Gibson's haunted by the thought that more than 15 years' hard graft to build a name in the notoriously challenging hospitality industry could be wasted.

He and his wife were cornerstone shareholder-founders of Foundation in 2011.

Gibson had been managing Te Rapa hospitality icon, the English-styled Cock and Bull, for seven years when the restaurant opportunity at the nearby Base came up.

It was too good to miss. With plenty of through-mall foot traffic and movie theatres upstairs there would be a good balance of day and night trade.

"The owners of Cock and Bull had pubs in Auckland, one was at the Botany Downs shopping centre and the most successful pub they had. So we knew bars and restaurants in shopping malls worked."

NeedToKnow3
NeedToKnow3

The Gibsons put down 20 per cent to help create Foundation and two years later bought out the other shareholders.

Gibson thinks the Government's "done a fantastic job with what they've had to deal with".

"They probably should've locked the borders a bit quicker but they had a lot to get in place before they could do that.
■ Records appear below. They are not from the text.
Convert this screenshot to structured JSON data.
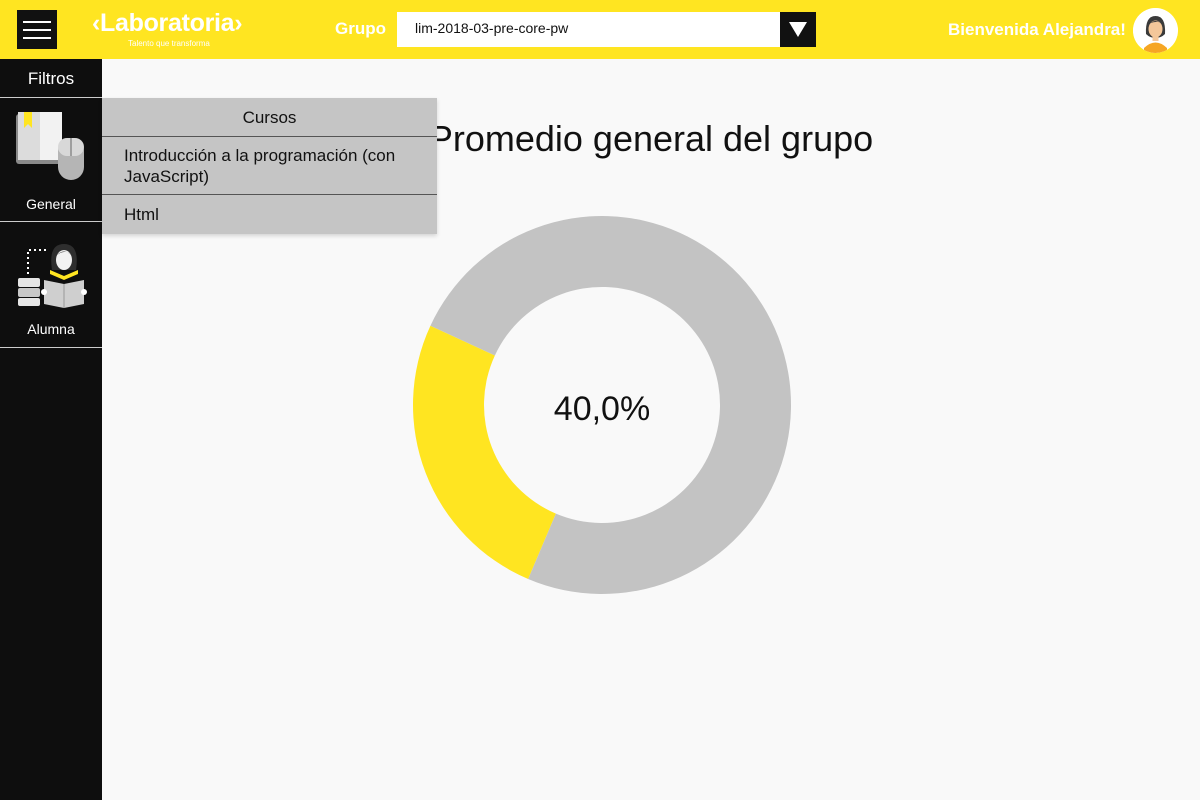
{
  "header": {
    "logo_text": "‹Laboratoria›",
    "logo_tagline": "Talento que transforma",
    "group_label": "Grupo",
    "group_selected": "lim-2018-03-pre-core-pw",
    "welcome": "Bienvenida Alejandra!"
  },
  "sidebar": {
    "title": "Filtros",
    "items": [
      {
        "label": "General",
        "icon": "book-mouse-icon"
      },
      {
        "label": "Alumna",
        "icon": "student-icon"
      }
    ]
  },
  "courses_menu": {
    "title": "Cursos",
    "items": [
      {
        "label": "Introducción a la programación (con JavaScript)"
      },
      {
        "label": "Html"
      }
    ]
  },
  "main": {
    "title": "Promedio general del grupo"
  },
  "chart_data": {
    "type": "pie",
    "donut": true,
    "values": [
      {
        "label": "",
        "percent": 25.5,
        "color": "#ffe521"
      },
      {
        "label": "",
        "percent": 74.5,
        "color": "#c3c3c3"
      }
    ],
    "center_label": "40,0%",
    "start_angle_deg": 203
  },
  "colors": {
    "brand_yellow": "#ffe521",
    "sidebar_bg": "#0e0e0e",
    "dropdown_bg": "#c5c5c5",
    "donut_gray": "#c3c3c3"
  }
}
They've done exceedingly well from what I see of the rest of the world."

When the worst is over, the virus is expected to have caused a seismic change in the way Kiwis operate and behave. Does Gibson think big change is ahead for the hospitality culture too?

"Probably in the short to medium term. But this is a once-in-a-lifetime event, so hopefully a sense of normality will come back in time.

"I'm optimistic. I don't know what the new normal will be but I'm hopeful it will be close to where we were before this happened."